I am a more present parent; we have endless time for reading and cuddling. I surprise myself with my ability to wear all the hats. We are moving along and suddenly, my kids refuse to bring their dishes to the sink, and for some inexplicable reason, that is the last straw. Those dishes coming directly to the sink and needing their complete unwavering compliance, was the tiny thread that was holding up my last shred of patience that day. I weathered 11 hours of indoor literal bouncing off the walls, homeschooling, the baby eating crayons left on the ground, again—but those plates, that was it.

We are sharing moments together that otherwise would not exist, some are sacred and some I know would have served us all better at school.

I’m staying active because outdoor runs and Zoom virtual Fit4Mom workout videos are my only escape and I need them, like we need the sunshine.

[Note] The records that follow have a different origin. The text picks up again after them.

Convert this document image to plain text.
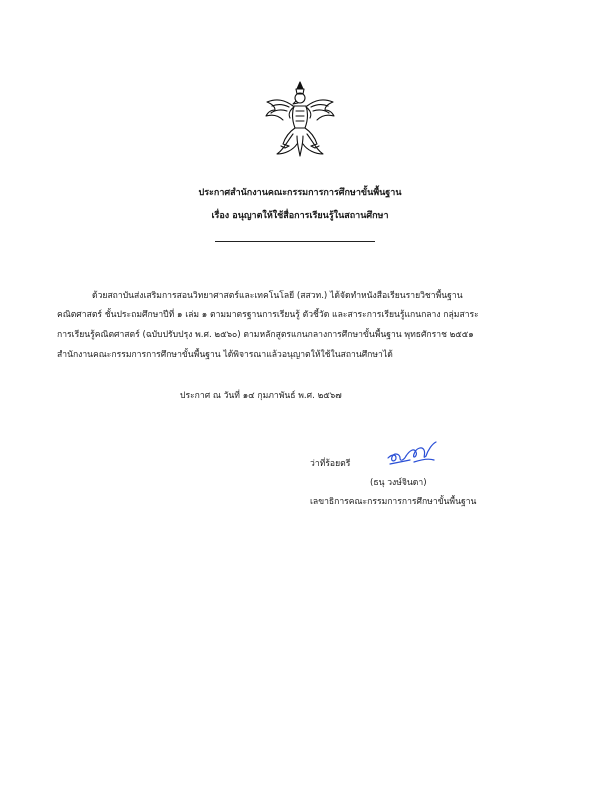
ประกาศสำนักงานคณะกรรมการการศึกษาขั้นพื้นฐาน
เรื่อง อนุญาตให้ใช้สื่อการเรียนรู้ในสถานศึกษา
ด้วยสถาบันส่งเสริมการสอนวิทยาศาสตร์และเทคโนโลยี (สสวท.) ได้จัดทำหนังสือเรียนรายวิชาพื้นฐาน
คณิตศาสตร์ ชั้นประถมศึกษาปีที่ ๑ เล่ม ๑ ตามมาตรฐานการเรียนรู้ ตัวชี้วัด และสาระการเรียนรู้แกนกลาง กลุ่มสาระ
การเรียนรู้คณิตศาสตร์ (ฉบับปรับปรุง พ.ศ. ๒๕๖๐) ตามหลักสูตรแกนกลางการศึกษาขั้นพื้นฐาน พุทธศักราช ๒๕๕๑
สำนักงานคณะกรรมการการศึกษาขั้นพื้นฐาน ได้พิจารณาแล้วอนุญาตให้ใช้ในสถานศึกษาได้
ประกาศ ณ วันที่ ๑๔ กุมภาพันธ์ พ.ศ. ๒๕๖๗
ว่าที่ร้อยตรี
(ธนุ วงษ์จินดา)
เลขาธิการคณะกรรมการการศึกษาขั้นพื้นฐาน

And yet I am mindlessly downing coffee and chocolate because worrying about caffeine and calories seems insignificant.

This, right now, is our metaphorical 6-mile walk to school uphill in the snow. Even social distancing has two sides, for us at home the sacrifice can be minimal. For others, it’s cost everything.

Somehow, we are maneuvering the wire between two spans of time. There will only ever be before this and then what comes after. So we are here, together, yet not together, writing the pages of future history textbooks, and it feels like we are on both sides, now.